John is a retired academic and former history teacher and headteacher in Sheffield, but was raised in Manchester. His interest in the Peterloo Massacre is because he knows the place where it happened.
In Saxon times each village had three fields for the villagers to grow food crops. One field was for Spring use, one for Summer use and the third was left Fallow. They were rotated each year.
In 1750 the Enclosure Act came into force and the wealthy landowners took over fields and common lands from the village people, who could not prove that they owned them. Village people had to move into cities to find work, often for very low pay.
Manchester became a cotton town, full of mills where weavers and spinners worked long hours for low pay. The life expectancy of these workers was around 38.5 years. They began to demand the right to vote and for access to education. (At that time only about 4500 people out of 2 million had the right to vote and they were often the wealthy people.)
The French Revolution gave the workers the idea of protesting and the Methodists and Disenters and the Female Reform Society, headed by Mary Fildes, encouraged this.
In Manchester protesters planned a peaceful mass demonstration to demand a reform of parliamentary representation to allow more people to vote. They were meeting in St. Peter’s Field on Monday, 16th August 1819. (The name ‘Peterloo’ came from blending the Peter of the meeting place and the Battle of Waterloo.)
In Manchester the magistrates were in charge of keeping local order. With the backing of higher authority they planned to stop the demonstration.
The Authority gave them an extra 1500 yeomanry, several hundred cavalry and two cannons!
About 60,000 protesters carrying banners, from Manchester and neighbouring towns, gathered in St. Peter’s Field. Mary Fildes and Henry Hunt mounted the podium to open the meeting but William Hutton, who was in charge of the controlling forces, read the Riot Act. Then the yeomanry and the cavalry were ordered to disperse the protesters.
They charged into the crowd carrying sabres and truncheons forcing the protesters to flee.
There were 645 casualties and 15 people died during the charge. Thirteen people died later, some from stab wounds, one was shot, some others were trampled or crushed.
The authorities said later that many of the casualties suffered from previous illnesses, and inquests on the dead were altered so that they had not been killed by the infantry.

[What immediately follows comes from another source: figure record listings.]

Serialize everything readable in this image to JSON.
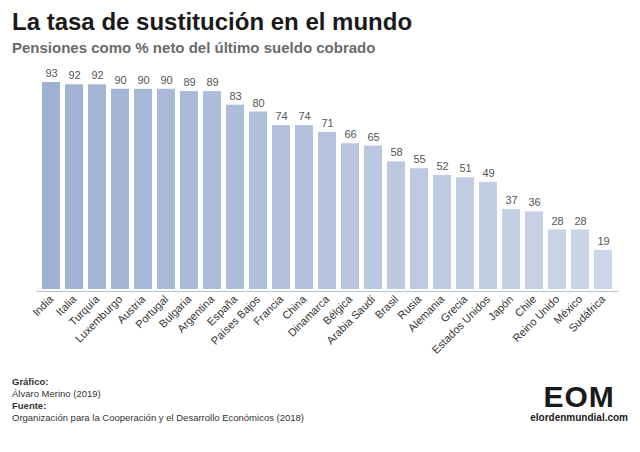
{
  "chart_data": {
    "type": "bar",
    "title": "La tasa de sustitución en el mundo",
    "subtitle": "Pensiones como % neto del último sueldo cobrado",
    "categories": [
      "India",
      "Italia",
      "Turquía",
      "Luxemburgo",
      "Austria",
      "Portugal",
      "Bulgaria",
      "Argentina",
      "España",
      "Países Bajos",
      "Francia",
      "China",
      "Dinamarca",
      "Bélgica",
      "Arabia Saudí",
      "Brasil",
      "Rusia",
      "Alemania",
      "Grecia",
      "Estados Unidos",
      "Japón",
      "Chile",
      "Reino Unido",
      "México",
      "Sudáfrica"
    ],
    "values": [
      93,
      92,
      92,
      90,
      90,
      90,
      89,
      89,
      83,
      80,
      74,
      74,
      71,
      66,
      65,
      58,
      55,
      52,
      51,
      49,
      37,
      36,
      28,
      28,
      19
    ],
    "colors": [
      "#9fb1d3",
      "#a1b3d4",
      "#a3b4d5",
      "#a5b6d6",
      "#a7b7d7",
      "#a9b9d7",
      "#abbad8",
      "#acbcd9",
      "#aebdda",
      "#b0bfdb",
      "#b2c0dc",
      "#b4c2dd",
      "#b6c3de",
      "#b8c5de",
      "#bac7df",
      "#bcc8e0",
      "#becae1",
      "#c0cbe2",
      "#c2cde3",
      "#c3cee4",
      "#c5d0e5",
      "#c7d1e5",
      "#c9d3e6",
      "#cbd4e7",
      "#cdd6e8"
    ],
    "data_labels": true,
    "tick_labels": "x",
    "grid": false,
    "footer": {
      "chart_label": "Gráfico:",
      "chart_author": "Álvaro Merino (2019)",
      "source_label": "Fuente:",
      "source": "Organización para la Cooperación y el Desarrollo Económicos (2018)"
    },
    "logo": {
      "text": "EOM",
      "site": "elordenmundial.com"
    }
  }
}
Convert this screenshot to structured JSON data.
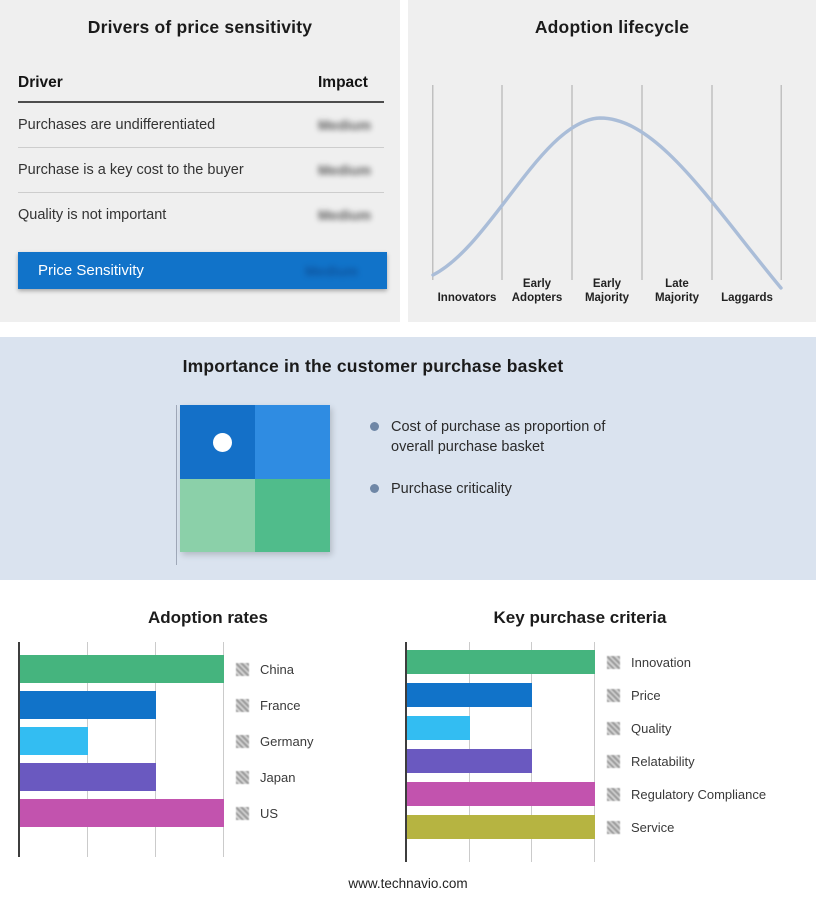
{
  "colors": {
    "panel-bg": "#efefef",
    "band-bg": "#dae3ef",
    "summary-bar": "#1173c9",
    "curve": "#aabdd8",
    "bullet-dot": "#6f87a6",
    "quad-tl": "#1470c8",
    "quad-tr": "#2f8ce2",
    "quad-bl": "#8bd0a9",
    "quad-br": "#50bc8b"
  },
  "basket": {
    "title": "Importance in the customer purchase basket",
    "bullets": [
      "Cost of purchase as proportion of overall purchase basket",
      "Purchase criticality"
    ]
  },
  "footer": {
    "url": "www.technavio.com"
  },
  "chart_data": [
    {
      "type": "table",
      "title": "Drivers of price sensitivity",
      "columns": [
        "Driver",
        "Impact"
      ],
      "rows": [
        [
          "Purchases are undifferentiated",
          "Medium"
        ],
        [
          "Purchase is a key cost to the buyer",
          "Medium"
        ],
        [
          "Quality is not important",
          "Medium"
        ]
      ],
      "highlight_row": {
        "label": "Price Sensitivity",
        "impact": "Medium"
      },
      "note": "Impact values are shown blurred in the source image"
    },
    {
      "type": "line",
      "title": "Adoption lifecycle",
      "categories": [
        "Innovators",
        "Early Adopters",
        "Early Majority",
        "Late Majority",
        "Laggards"
      ],
      "description": "Bell-shaped adoption curve peaking over Early Majority",
      "legend_position": "none",
      "grid": true
    },
    {
      "type": "bar",
      "title": "Adoption rates",
      "orientation": "horizontal",
      "categories": [
        "China",
        "France",
        "Germany",
        "Japan",
        "US"
      ],
      "values": [
        3,
        2,
        1,
        2,
        3
      ],
      "xlim": [
        0,
        3
      ],
      "grid": true,
      "legend_position": "right",
      "bar_colors": [
        "#45b47e",
        "#1173c9",
        "#33bdf2",
        "#6a59c0",
        "#c253ae"
      ]
    },
    {
      "type": "bar",
      "title": "Key purchase criteria",
      "orientation": "horizontal",
      "categories": [
        "Innovation",
        "Price",
        "Quality",
        "Relatability",
        "Regulatory Compliance",
        "Service"
      ],
      "values": [
        3,
        2,
        1,
        2,
        3,
        3
      ],
      "xlim": [
        0,
        3
      ],
      "grid": true,
      "legend_position": "right",
      "bar_colors": [
        "#45b47e",
        "#1173c9",
        "#33bdf2",
        "#6a59c0",
        "#c253ae",
        "#b6b441"
      ]
    }
  ]
}
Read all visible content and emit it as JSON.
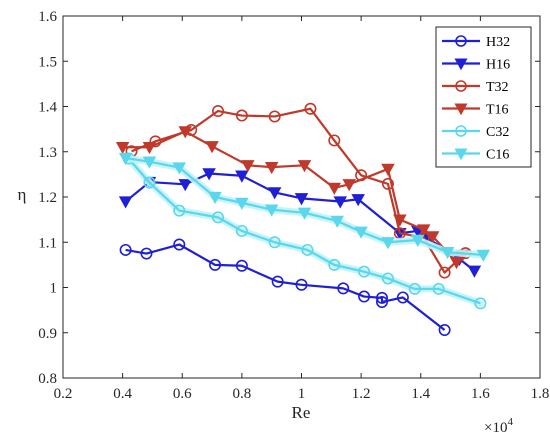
{
  "chart_data": {
    "type": "line",
    "xlabel": "Re",
    "ylabel": "η",
    "x_multiplier_label": "×10",
    "x_multiplier_exp": "4",
    "xlim": [
      0.2,
      1.8
    ],
    "ylim": [
      0.8,
      1.6
    ],
    "x_ticks": [
      "0.2",
      "0.4",
      "0.6",
      "0.8",
      "1",
      "1.2",
      "1.4",
      "1.6",
      "1.8"
    ],
    "y_ticks": [
      "0.8",
      "0.9",
      "1",
      "1.1",
      "1.2",
      "1.3",
      "1.4",
      "1.5",
      "1.6"
    ],
    "x_tick_values": [
      0.2,
      0.4,
      0.6,
      0.8,
      1.0,
      1.2,
      1.4,
      1.6,
      1.8
    ],
    "y_tick_values": [
      0.8,
      0.9,
      1.0,
      1.1,
      1.2,
      1.3,
      1.4,
      1.5,
      1.6
    ],
    "legend_position": "top-right",
    "grid": false,
    "series": [
      {
        "name": "H32",
        "color": "#1f1fd6",
        "marker": "circle",
        "x": [
          0.41,
          0.48,
          0.59,
          0.71,
          0.8,
          0.92,
          1.0,
          1.14,
          1.21,
          1.27,
          1.27,
          1.34,
          1.48
        ],
        "y": [
          1.083,
          1.075,
          1.095,
          1.05,
          1.048,
          1.013,
          1.006,
          0.998,
          0.98,
          0.977,
          0.968,
          0.978,
          0.906
        ]
      },
      {
        "name": "H16",
        "color": "#1f1fd6",
        "marker": "triangle-down",
        "x": [
          0.41,
          0.49,
          0.61,
          0.69,
          0.8,
          0.91,
          1.0,
          1.13,
          1.19,
          1.33,
          1.39,
          1.42,
          1.53,
          1.58
        ],
        "y": [
          1.19,
          1.233,
          1.228,
          1.252,
          1.247,
          1.21,
          1.197,
          1.19,
          1.195,
          1.12,
          1.125,
          1.11,
          1.063,
          1.037
        ]
      },
      {
        "name": "T32",
        "color": "#c0392b",
        "marker": "circle",
        "x": [
          0.43,
          0.51,
          0.63,
          0.72,
          0.8,
          0.91,
          1.03,
          1.11,
          1.2,
          1.29,
          1.33,
          1.41,
          1.48,
          1.55
        ],
        "y": [
          1.301,
          1.323,
          1.348,
          1.39,
          1.38,
          1.378,
          1.395,
          1.325,
          1.248,
          1.229,
          1.12,
          1.11,
          1.033,
          1.076
        ]
      },
      {
        "name": "T16",
        "color": "#c0392b",
        "marker": "triangle-down",
        "x": [
          0.4,
          0.49,
          0.61,
          0.7,
          0.82,
          0.9,
          1.01,
          1.11,
          1.16,
          1.29,
          1.33,
          1.41,
          1.44,
          1.52,
          1.54
        ],
        "y": [
          1.31,
          1.31,
          1.345,
          1.312,
          1.27,
          1.266,
          1.27,
          1.22,
          1.228,
          1.262,
          1.15,
          1.128,
          1.113,
          1.056,
          1.072
        ]
      },
      {
        "name": "C32",
        "color": "#5ad7ea",
        "marker": "circle",
        "x": [
          0.42,
          0.49,
          0.59,
          0.72,
          0.8,
          0.91,
          1.02,
          1.11,
          1.21,
          1.29,
          1.38,
          1.46,
          1.6
        ],
        "y": [
          1.285,
          1.232,
          1.17,
          1.155,
          1.125,
          1.1,
          1.083,
          1.05,
          1.035,
          1.02,
          0.997,
          0.997,
          0.965
        ]
      },
      {
        "name": "C16",
        "color": "#5ad7ea",
        "marker": "triangle-down",
        "x": [
          0.41,
          0.49,
          0.59,
          0.71,
          0.8,
          0.9,
          1.01,
          1.12,
          1.2,
          1.29,
          1.39,
          1.49,
          1.61
        ],
        "y": [
          1.286,
          1.278,
          1.265,
          1.2,
          1.187,
          1.172,
          1.165,
          1.147,
          1.123,
          1.1,
          1.105,
          1.078,
          1.072
        ]
      }
    ]
  }
}
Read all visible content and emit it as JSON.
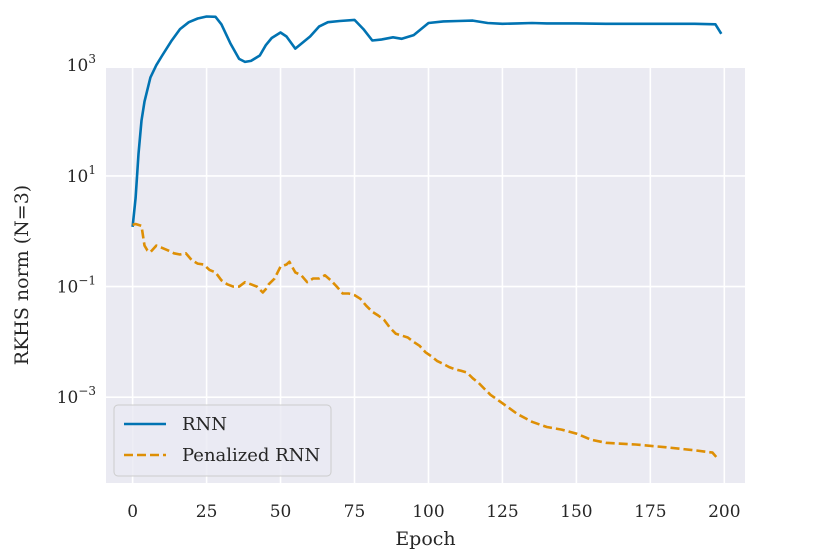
{
  "chart_data": {
    "type": "line",
    "xlabel": "Epoch",
    "ylabel": "RKHS norm (N=3)",
    "xlim": [
      -9,
      207
    ],
    "ylim_log10": [
      -4.55,
      2.95
    ],
    "yscale": "log",
    "grid": true,
    "legend_position": "lower-left",
    "x_ticks": [
      0,
      25,
      50,
      75,
      100,
      125,
      150,
      175,
      200
    ],
    "x_tick_labels": [
      "0",
      "25",
      "50",
      "75",
      "100",
      "125",
      "150",
      "175",
      "200"
    ],
    "y_ticks_log10": [
      3,
      1,
      -1,
      -3
    ],
    "y_tick_labels": [
      {
        "base": "10",
        "exp": "3"
      },
      {
        "base": "10",
        "exp": "1"
      },
      {
        "base": "10",
        "exp": "−1"
      },
      {
        "base": "10",
        "exp": "−3"
      }
    ],
    "series": [
      {
        "name": "RNN",
        "color": "#0173b2",
        "style": "solid",
        "x": [
          0,
          1,
          2,
          3,
          4,
          6,
          8,
          10,
          13,
          16,
          19,
          22,
          25,
          28,
          30,
          33,
          36,
          38,
          40,
          43,
          45,
          47,
          50,
          52,
          55,
          60,
          63,
          66,
          70,
          75,
          78,
          81,
          84,
          88,
          91,
          95,
          100,
          105,
          110,
          115,
          120,
          125,
          130,
          135,
          140,
          150,
          160,
          170,
          180,
          190,
          197,
          199
        ],
        "y": [
          1.2,
          4,
          25,
          100,
          220,
          600,
          1000,
          1500,
          2700,
          4500,
          6000,
          7000,
          7600,
          7500,
          5500,
          2500,
          1300,
          1150,
          1200,
          1500,
          2300,
          3100,
          3900,
          3300,
          2000,
          3300,
          5000,
          6000,
          6300,
          6600,
          4500,
          2800,
          2900,
          3200,
          3000,
          3500,
          5800,
          6200,
          6300,
          6400,
          5800,
          5600,
          5700,
          5800,
          5700,
          5700,
          5600,
          5600,
          5600,
          5600,
          5500,
          3700
        ]
      },
      {
        "name": "Penalized RNN",
        "color": "#de8f05",
        "style": "dashed",
        "x": [
          0,
          1,
          3,
          4,
          5,
          6,
          8,
          10,
          12,
          14,
          16,
          18,
          20,
          22,
          24,
          26,
          28,
          30,
          32,
          34,
          36,
          38,
          40,
          42,
          44,
          45,
          46,
          48,
          50,
          52,
          53,
          55,
          57,
          59,
          61,
          63,
          65,
          67,
          69,
          71,
          73,
          75,
          77,
          79,
          81,
          83,
          85,
          87,
          89,
          91,
          93,
          95,
          97,
          99,
          101,
          103,
          105,
          107,
          109,
          111,
          113,
          115,
          117,
          119,
          121,
          125,
          130,
          135,
          140,
          145,
          150,
          155,
          160,
          170,
          180,
          190,
          196,
          198
        ],
        "y": [
          1.3,
          1.35,
          1.25,
          0.55,
          0.45,
          0.42,
          0.55,
          0.5,
          0.45,
          0.4,
          0.38,
          0.4,
          0.3,
          0.26,
          0.25,
          0.2,
          0.18,
          0.13,
          0.11,
          0.1,
          0.1,
          0.12,
          0.11,
          0.1,
          0.078,
          0.09,
          0.11,
          0.14,
          0.23,
          0.25,
          0.28,
          0.18,
          0.16,
          0.12,
          0.14,
          0.14,
          0.16,
          0.13,
          0.1,
          0.075,
          0.075,
          0.07,
          0.06,
          0.045,
          0.035,
          0.03,
          0.025,
          0.018,
          0.014,
          0.013,
          0.012,
          0.01,
          0.0085,
          0.0065,
          0.0055,
          0.0045,
          0.004,
          0.0035,
          0.0032,
          0.003,
          0.0028,
          0.0022,
          0.0018,
          0.0014,
          0.0011,
          0.00078,
          0.0005,
          0.00036,
          0.00029,
          0.00026,
          0.00022,
          0.00017,
          0.00015,
          0.00014,
          0.000125,
          0.00011,
          0.0001,
          7.5e-05
        ]
      }
    ]
  }
}
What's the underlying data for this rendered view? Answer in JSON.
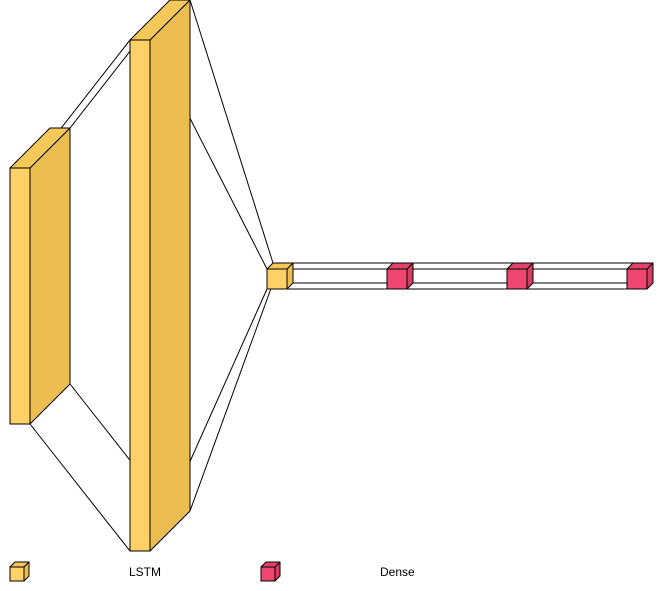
{
  "colors": {
    "lstm_front": "#ffd166",
    "lstm_side": "#ecbe52",
    "lstm_top": "#f6c85a",
    "dense_front": "#ef476f",
    "dense_side": "#d43d60",
    "dense_top": "#e24468",
    "edge": "#000000",
    "background": "#ffffff"
  },
  "layers": [
    {
      "type": "LSTM"
    },
    {
      "type": "LSTM"
    },
    {
      "type": "LSTM"
    },
    {
      "type": "Dense"
    },
    {
      "type": "Dense"
    },
    {
      "type": "Dense"
    }
  ],
  "legend": [
    {
      "label": "LSTM",
      "color_key": "lstm",
      "icon": "lstm-cube-icon"
    },
    {
      "label": "Dense",
      "color_key": "dense",
      "icon": "dense-cube-icon"
    }
  ]
}
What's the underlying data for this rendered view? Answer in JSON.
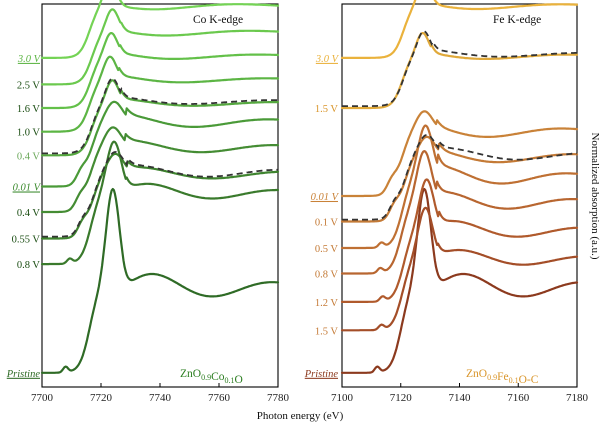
{
  "x_axis_label": "Photon energy (eV)",
  "y_axis_label": "Normalized absorption (a.u.)",
  "chart_data": [
    {
      "type": "line",
      "title": "Co K-edge",
      "xlim": [
        7700,
        7780
      ],
      "xticks": [
        "7700",
        "7720",
        "7740",
        "7760",
        "7780"
      ],
      "sample_label": {
        "base": "ZnO",
        "s1": "0.9",
        "mid": "Co",
        "s2": "0.1",
        "tail": "O"
      },
      "sample_color": "#2a7d1f",
      "edge_energy": 7716,
      "series": [
        {
          "label": "Pristine",
          "color": "#2f6b26",
          "baseline": 0,
          "style": "pristine",
          "underline": true
        },
        {
          "label": "0.8 V",
          "color": "#3a7a2c",
          "baseline": 1.15,
          "style": "oxide"
        },
        {
          "label": "0.55 V",
          "color": "#3f842f",
          "baseline": 1.42,
          "style": "metal"
        },
        {
          "label": "0.4 V",
          "color": "#448c33",
          "baseline": 1.7,
          "style": "metal"
        },
        {
          "label": "0.01 V",
          "color": "#4a9a38",
          "baseline": 1.97,
          "style": "metal",
          "underline": true
        },
        {
          "label": "0.4 V",
          "color": "#55a83f",
          "baseline": 2.3,
          "style": "flat"
        },
        {
          "label": "1.0 V",
          "color": "#5cb544",
          "baseline": 2.55,
          "style": "flat"
        },
        {
          "label": "1.6 V",
          "color": "#63c049",
          "baseline": 2.8,
          "style": "flat"
        },
        {
          "label": "2.5 V",
          "color": "#6bc94e",
          "baseline": 3.05,
          "style": "flat"
        },
        {
          "label": "3.0 V",
          "color": "#74d355",
          "baseline": 3.33,
          "style": "flat",
          "underline": true
        }
      ],
      "label_colors": [
        "#2f6b26",
        "#1a4d12",
        "#1a4d12",
        "#1a4d12",
        "#3a8a2c",
        "#6ba85a",
        "#1a4d12",
        "#1a4d12",
        "#1a4d12",
        "#5cb544"
      ]
    },
    {
      "type": "line",
      "title": "Fe K-edge",
      "xlim": [
        7100,
        7180
      ],
      "xticks": [
        "7100",
        "7120",
        "7140",
        "7160",
        "7180"
      ],
      "sample_label": {
        "base": "ZnO",
        "s1": "0.9",
        "mid": "Fe",
        "s2": "0.1",
        "tail": "O-C"
      },
      "sample_color": "#d9952a",
      "edge_energy": 7120,
      "series": [
        {
          "label": "Pristine",
          "color": "#8c3a1e",
          "baseline": 0,
          "style": "pristine",
          "underline": true
        },
        {
          "label": "1.5 V",
          "color": "#a44e28",
          "baseline": 0.45,
          "style": "oxide"
        },
        {
          "label": "1.2 V",
          "color": "#b05a2c",
          "baseline": 0.75,
          "style": "oxide"
        },
        {
          "label": "0.8 V",
          "color": "#b86630",
          "baseline": 1.05,
          "style": "oxide"
        },
        {
          "label": "0.5 V",
          "color": "#bf7033",
          "baseline": 1.32,
          "style": "oxide"
        },
        {
          "label": "0.1 V",
          "color": "#c47a36",
          "baseline": 1.6,
          "style": "metal"
        },
        {
          "label": "0.01 V",
          "color": "#c98238",
          "baseline": 1.87,
          "style": "metal",
          "underline": true
        },
        {
          "label": "1.5 V",
          "color": "#e0a93a",
          "baseline": 2.8,
          "style": "flat"
        },
        {
          "label": "3.0 V",
          "color": "#eab23c",
          "baseline": 3.33,
          "style": "flat",
          "underline": true
        }
      ],
      "label_colors": [
        "#8c3a1e",
        "#c47a36",
        "#c47a36",
        "#c47a36",
        "#c47a36",
        "#c47a36",
        "#c98238",
        "#d9952a",
        "#eab23c"
      ]
    }
  ]
}
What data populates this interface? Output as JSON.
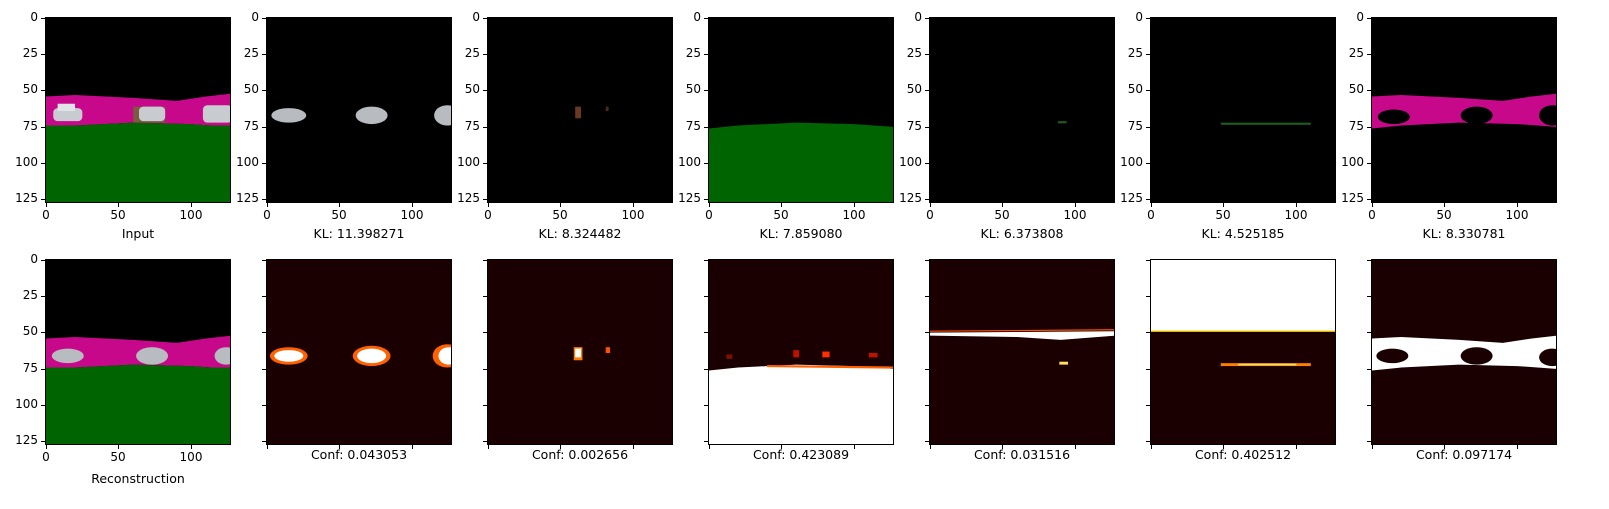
{
  "axis": {
    "yticks": [
      "0",
      "25",
      "50",
      "75",
      "100",
      "125"
    ],
    "xticks": [
      "0",
      "50",
      "100"
    ]
  },
  "top_row": [
    {
      "caption": "Input"
    },
    {
      "caption": "KL: 11.398271"
    },
    {
      "caption": "KL: 8.324482"
    },
    {
      "caption": "KL: 7.859080"
    },
    {
      "caption": "KL: 6.373808"
    },
    {
      "caption": "KL: 4.525185"
    },
    {
      "caption": "KL: 8.330781"
    }
  ],
  "bottom_row": [
    {
      "caption": "Reconstruction"
    },
    {
      "caption": "Conf: 0.043053"
    },
    {
      "caption": "Conf: 0.002656"
    },
    {
      "caption": "Conf: 0.423089"
    },
    {
      "caption": "Conf: 0.031516"
    },
    {
      "caption": "Conf: 0.402512"
    },
    {
      "caption": "Conf: 0.097174"
    }
  ],
  "colors": {
    "sky": "#000000",
    "road": "#c8088a",
    "grass": "#006400",
    "car": "#c0c4c8",
    "heat_low": "#1a0000",
    "heat_high": "#ffffff",
    "heat_mid": "#ff4000"
  }
}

Demands to get the vote for a wider population were not achieved for another 90 years!
The Bicentennial of the Peterloo Massacre was in 2019 and a memorial by Jeremy Deller is in place at Peterloo.
John is surprised that Peterloo is not mentioned in the O Level History syllabus, so it is only talked about if the History teacher thinks it should be!
We still get Authority trying to curtail the rights of the people – now our Government is trying to alter the laws about strike action, hopefully without the help of cavalry!
This was a very good talk by John, which contained a wide range of information.